Lastly, although the AI literacy obligations technically became applicable on 2 February 2025, the deadline for the appointment of Member State authorities is on 2 August 2025. As such, any attempt of enforcement will likely be limited during this period.

 

Identification of AI systems as a preliminary step for the assessment of literacy obligations

 

Although, as referred above, literacy obligations are not applicable to systems outside of the risk categorization of the AI Act, from an accountability perspective, providers and deployers who want to rely on this exception should still proceed an evaluation of the AI systems for which they are responsible as a preliminary step. Only after identifying the AI systems and evaluating whether they fall out of the risk categories established by the AI Act can providers and deployers know with an adequate level of certainty that they are not likewise subject to the literacy obligations under Article 4 of the AI Act.   

 

The GDPR as an alternative source of literacy obligations

 

For providers and deployers who are acting as data controllers under the GDPR, it is important to note that non-applicability of Article 4 of the AI Act does not exclude literacy and training obligations that may arise under other EU legal instruments.
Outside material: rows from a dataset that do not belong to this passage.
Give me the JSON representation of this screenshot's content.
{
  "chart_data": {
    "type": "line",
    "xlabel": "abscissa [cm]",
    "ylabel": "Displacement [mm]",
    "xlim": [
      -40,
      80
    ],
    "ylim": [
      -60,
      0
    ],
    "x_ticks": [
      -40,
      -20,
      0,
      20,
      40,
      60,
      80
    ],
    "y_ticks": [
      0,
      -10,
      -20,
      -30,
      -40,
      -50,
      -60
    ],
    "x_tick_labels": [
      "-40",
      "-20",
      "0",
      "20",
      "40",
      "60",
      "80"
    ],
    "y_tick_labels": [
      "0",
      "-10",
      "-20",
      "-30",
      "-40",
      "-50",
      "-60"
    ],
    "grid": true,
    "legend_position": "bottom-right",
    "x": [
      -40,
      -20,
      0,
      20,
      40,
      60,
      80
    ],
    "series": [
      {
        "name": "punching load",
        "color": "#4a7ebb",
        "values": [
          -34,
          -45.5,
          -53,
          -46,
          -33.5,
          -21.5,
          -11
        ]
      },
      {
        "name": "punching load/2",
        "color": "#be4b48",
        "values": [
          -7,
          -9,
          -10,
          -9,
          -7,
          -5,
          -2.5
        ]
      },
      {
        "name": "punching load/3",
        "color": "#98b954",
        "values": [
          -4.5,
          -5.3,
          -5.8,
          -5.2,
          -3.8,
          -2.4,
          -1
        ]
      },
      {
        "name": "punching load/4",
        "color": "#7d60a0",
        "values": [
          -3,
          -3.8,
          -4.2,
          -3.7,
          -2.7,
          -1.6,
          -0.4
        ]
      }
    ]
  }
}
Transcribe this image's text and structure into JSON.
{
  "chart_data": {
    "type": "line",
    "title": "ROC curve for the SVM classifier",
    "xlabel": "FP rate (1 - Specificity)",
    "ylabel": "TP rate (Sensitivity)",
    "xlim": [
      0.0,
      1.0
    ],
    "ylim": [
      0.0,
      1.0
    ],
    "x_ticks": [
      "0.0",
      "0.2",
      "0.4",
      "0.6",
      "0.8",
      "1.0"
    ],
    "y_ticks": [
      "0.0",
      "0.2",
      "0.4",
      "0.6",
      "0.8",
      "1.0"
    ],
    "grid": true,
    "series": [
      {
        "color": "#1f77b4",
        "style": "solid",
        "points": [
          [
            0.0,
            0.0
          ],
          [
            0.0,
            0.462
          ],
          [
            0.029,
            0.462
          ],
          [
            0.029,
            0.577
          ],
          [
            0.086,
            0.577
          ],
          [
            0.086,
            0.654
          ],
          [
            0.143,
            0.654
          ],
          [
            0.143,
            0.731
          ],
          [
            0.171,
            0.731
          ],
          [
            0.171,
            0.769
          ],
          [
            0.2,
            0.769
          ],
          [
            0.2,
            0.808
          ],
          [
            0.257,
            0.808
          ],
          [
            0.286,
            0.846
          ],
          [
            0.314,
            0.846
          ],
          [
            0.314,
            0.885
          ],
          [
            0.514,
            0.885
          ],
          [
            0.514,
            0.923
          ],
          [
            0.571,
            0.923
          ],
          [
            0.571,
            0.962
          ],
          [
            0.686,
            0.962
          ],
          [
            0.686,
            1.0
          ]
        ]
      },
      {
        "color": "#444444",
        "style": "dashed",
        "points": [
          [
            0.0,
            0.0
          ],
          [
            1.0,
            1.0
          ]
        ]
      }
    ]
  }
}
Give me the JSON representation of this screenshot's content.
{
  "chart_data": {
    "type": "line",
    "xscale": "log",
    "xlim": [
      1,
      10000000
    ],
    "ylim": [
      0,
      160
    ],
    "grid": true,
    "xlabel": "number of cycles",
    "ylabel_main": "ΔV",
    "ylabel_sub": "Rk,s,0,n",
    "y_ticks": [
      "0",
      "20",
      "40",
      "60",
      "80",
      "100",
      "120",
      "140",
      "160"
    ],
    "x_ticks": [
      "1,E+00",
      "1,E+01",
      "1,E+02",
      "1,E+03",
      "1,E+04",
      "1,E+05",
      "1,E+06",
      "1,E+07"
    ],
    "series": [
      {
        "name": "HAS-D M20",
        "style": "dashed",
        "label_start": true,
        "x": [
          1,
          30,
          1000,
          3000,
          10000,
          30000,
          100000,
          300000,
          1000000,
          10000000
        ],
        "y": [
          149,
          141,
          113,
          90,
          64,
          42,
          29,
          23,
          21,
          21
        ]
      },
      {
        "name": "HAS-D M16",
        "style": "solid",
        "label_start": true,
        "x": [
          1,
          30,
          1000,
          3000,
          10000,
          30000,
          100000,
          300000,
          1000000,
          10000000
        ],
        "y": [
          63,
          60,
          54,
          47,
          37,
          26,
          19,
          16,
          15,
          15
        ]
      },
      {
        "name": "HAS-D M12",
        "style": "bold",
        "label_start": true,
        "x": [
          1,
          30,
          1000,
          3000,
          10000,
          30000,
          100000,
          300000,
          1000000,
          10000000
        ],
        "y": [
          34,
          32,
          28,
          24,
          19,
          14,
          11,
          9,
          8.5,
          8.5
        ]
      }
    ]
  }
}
Particularly, for AI systems that depend on the processing of personal data for their work, adequate training of staff may be required to comply with controller accountability obligations and ensure that the measures implemented by the controller to ensure lawful processing of personal data in the context of the organization’s use of AI (Articles 5(2) and 24 of the GDPR). Considering the wording of Article 39(1)(b) of the GDPR, data protection officers should be involved in the evaluation of training requirements.